While athletes may reap the benefits of this partnership, whatever they may be, other students may be asking the question, “What is this whole deal about? And what do we get out of it?” Geoffrey Miller, Goucher’s Director of Athletics, was interviewed about this issue.
As Miller explains, no money changed hands between the school and Under Armour. Goucher is a NCAA Division III school, giving Under Armour little incentive to risk sponsorship money on such a small potential audience.
“There’s so much at stake in Division I in terms of dollars,” said Miller. “…and also so much marketing power and upside for companies [like Under Armour] to affiliate with a Division I athletics department. … When we get 125 people to a game and you look at our sign out there that says ‘Atlantic Coast Charters’…they’re not gaining a heck of a lot out of that partnership.”

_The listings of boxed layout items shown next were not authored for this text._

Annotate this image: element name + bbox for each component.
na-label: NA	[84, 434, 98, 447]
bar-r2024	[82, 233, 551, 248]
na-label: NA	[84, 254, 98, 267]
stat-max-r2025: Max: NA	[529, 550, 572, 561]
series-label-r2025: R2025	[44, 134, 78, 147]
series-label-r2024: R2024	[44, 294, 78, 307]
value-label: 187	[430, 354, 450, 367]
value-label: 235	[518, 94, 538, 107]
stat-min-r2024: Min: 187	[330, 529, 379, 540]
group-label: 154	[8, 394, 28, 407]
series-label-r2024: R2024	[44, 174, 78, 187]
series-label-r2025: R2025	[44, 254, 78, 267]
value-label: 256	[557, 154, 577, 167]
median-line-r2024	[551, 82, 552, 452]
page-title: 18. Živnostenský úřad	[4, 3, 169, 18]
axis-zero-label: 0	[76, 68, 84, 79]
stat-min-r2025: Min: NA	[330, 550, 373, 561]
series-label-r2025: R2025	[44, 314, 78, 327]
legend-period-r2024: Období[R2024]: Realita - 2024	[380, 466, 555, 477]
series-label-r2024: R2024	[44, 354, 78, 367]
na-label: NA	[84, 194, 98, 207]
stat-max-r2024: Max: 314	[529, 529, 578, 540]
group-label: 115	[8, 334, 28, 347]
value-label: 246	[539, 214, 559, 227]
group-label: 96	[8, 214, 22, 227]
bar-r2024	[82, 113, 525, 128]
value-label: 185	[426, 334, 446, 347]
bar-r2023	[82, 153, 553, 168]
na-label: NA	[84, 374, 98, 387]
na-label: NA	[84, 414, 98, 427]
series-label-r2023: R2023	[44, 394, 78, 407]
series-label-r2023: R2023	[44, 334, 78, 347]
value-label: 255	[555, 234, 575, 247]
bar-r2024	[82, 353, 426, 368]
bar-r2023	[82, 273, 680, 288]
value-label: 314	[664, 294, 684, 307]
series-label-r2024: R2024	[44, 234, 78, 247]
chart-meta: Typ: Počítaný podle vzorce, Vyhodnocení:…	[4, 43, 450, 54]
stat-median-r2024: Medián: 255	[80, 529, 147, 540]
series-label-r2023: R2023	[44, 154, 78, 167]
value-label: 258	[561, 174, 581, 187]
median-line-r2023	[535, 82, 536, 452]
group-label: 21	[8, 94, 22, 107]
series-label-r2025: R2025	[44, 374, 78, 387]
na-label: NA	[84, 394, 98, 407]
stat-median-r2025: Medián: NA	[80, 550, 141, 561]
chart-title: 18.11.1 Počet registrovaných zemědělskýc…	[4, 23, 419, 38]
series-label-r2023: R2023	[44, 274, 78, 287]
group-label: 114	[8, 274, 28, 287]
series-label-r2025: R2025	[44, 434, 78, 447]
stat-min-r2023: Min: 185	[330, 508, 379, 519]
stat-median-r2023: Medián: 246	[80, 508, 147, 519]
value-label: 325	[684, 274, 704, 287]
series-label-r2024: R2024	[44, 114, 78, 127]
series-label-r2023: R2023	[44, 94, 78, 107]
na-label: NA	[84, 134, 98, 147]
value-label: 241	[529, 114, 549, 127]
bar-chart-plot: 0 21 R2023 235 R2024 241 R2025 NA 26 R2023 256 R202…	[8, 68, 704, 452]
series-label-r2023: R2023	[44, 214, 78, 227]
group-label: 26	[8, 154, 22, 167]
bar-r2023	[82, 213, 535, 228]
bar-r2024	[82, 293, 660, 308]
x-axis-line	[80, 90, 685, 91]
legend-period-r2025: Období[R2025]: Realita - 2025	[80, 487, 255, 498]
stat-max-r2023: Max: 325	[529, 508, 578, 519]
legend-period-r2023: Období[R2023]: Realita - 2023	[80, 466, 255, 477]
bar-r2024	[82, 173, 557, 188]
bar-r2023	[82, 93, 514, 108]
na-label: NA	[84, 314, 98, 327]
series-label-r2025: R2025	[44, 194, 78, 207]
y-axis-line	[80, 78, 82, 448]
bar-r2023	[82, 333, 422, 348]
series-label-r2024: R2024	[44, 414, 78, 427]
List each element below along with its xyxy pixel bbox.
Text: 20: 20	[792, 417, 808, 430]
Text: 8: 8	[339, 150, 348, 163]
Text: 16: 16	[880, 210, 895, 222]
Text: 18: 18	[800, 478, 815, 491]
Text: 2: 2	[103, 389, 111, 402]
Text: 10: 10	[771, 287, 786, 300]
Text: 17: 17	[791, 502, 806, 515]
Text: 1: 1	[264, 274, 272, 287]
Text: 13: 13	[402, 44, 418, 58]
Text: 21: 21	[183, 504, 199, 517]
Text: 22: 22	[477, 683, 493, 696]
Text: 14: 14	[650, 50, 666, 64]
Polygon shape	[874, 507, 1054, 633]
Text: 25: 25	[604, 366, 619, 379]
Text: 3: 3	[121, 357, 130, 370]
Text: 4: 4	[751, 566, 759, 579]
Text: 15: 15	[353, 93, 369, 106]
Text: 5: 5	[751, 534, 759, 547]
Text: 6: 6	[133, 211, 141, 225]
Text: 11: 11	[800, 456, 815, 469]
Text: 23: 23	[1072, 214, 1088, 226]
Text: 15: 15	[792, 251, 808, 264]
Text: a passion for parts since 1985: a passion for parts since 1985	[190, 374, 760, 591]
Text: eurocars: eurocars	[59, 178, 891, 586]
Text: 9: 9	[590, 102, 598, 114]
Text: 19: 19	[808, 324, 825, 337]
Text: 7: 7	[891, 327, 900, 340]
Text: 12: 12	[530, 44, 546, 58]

So, if Goucher didn’t receive any money, what did they get out of this deal? “Their enticement is a discount. 40% off the catalog price. And then [Under Armour]’ll give you a ‘credit’ based on your aggregate amount of business,” Miller said. As Miller explained it, each time the Goucher athletic department orders from the Under Armour catalog, 15% of the full purchase price – without the 40% discount tacked on – is transferred into their account as “credit” which can be used the following year. Miller plans to use the credit money to pay for special promotional items, such as caps, to give away first-come-first-serve to fans who attend Goucher games, as an incentive for students to fill seats.
Miller also laid out some of the department’s plans for future construction and expansion. The centerpiece was an expanded Sports Recreation Center, complete with a brand-new pool facility, a multipurpose room, and an upgraded fitness center. Plans also included removing the field behind the SRC and installing three new tennis courts, adding a parking lot in place of the tennis courts, and installing a new turf field next to where the riding stalls currently stand. However, none of these plans will go forward without donations of at least $60 million, according to Miller.